Want a WCAG accessibility check on any URL, alongside performance, SEO and more, in one report? Analyse any URL with StackOptic — free, no sign-up.

Frequently asked questions

How do I check if a website is accessible?

Use a layered approach. Start with automated scanners like axe DevTools, WAVE or the Lighthouse accessibility audit to catch obvious, machine-detectable issues in seconds. Then do manual testing that automation cannot do: navigate the page using only a keyboard, listen to it with a screen reader such as NVDA or VoiceOver, check colour contrast, and test zoom and reflow at 200%. The combination of automated and manual testing is what gives you a real picture.

What percentage of accessibility issues do automated tools catch?

Automated tools catch only a portion of accessibility issues — commonly estimated at roughly 30 to 40% of WCAG problems. They reliably find things a machine can verify, such as missing alt attributes, missing form labels and contrast failures, but they cannot judge whether alt text is meaningful, whether focus order makes sense, or whether the page is actually usable. That is why manual testing is essential and automated scans alone are never enough.

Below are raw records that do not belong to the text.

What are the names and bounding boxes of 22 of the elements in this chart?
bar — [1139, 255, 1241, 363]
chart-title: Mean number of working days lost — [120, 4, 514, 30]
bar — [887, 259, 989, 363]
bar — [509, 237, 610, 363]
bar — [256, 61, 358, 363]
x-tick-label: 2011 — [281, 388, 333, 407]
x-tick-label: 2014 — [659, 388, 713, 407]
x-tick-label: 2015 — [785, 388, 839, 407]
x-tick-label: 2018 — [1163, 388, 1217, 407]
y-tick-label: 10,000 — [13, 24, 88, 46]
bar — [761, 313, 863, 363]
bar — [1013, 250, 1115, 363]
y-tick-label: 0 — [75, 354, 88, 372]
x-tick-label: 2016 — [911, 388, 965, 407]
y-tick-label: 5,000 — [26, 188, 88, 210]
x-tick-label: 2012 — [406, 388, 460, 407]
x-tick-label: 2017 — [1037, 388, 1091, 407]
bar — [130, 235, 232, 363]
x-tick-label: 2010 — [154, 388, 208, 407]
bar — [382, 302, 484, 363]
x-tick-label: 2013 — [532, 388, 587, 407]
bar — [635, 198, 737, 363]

What are the best free accessibility testing tools?

For automated scanning, axe DevTools (a browser extension built on the widely used axe engine), WAVE from WebAIM, and the accessibility audit in Lighthouse (built into Chrome DevTools) are all excellent and free. For manual testing, use a free screen reader — NVDA on Windows or VoiceOver built into macOS and iOS — plus a colour-contrast checker. Broader site audits, including StackOptic, also include a WCAG accessibility check alongside performance and SEO.

How do I test a website with a screen reader?

Pick a screen reader — NVDA (free, Windows), VoiceOver (built into macOS, press Command-F5), or JAWS — and learn a few basic commands for moving by heading, link and form field. Then navigate a page with your eyes closed or the screen off, and listen to how content is announced. You are checking that headings are logical, images are described meaningfully, links make sense out of context, and forms have clear labels and error messages.

What can automated accessibility tools not detect?

Automated tools cannot make human judgements. They cannot tell whether alt text actually describes the image, whether the heading structure reflects the content's meaning, whether the keyboard focus order is logical, whether link text makes sense out of context, whether an error message is helpful, or whether a custom widget behaves correctly for a screen-reader user. These require manual testing with a keyboard and assistive technology, which is why a complete check always combines both.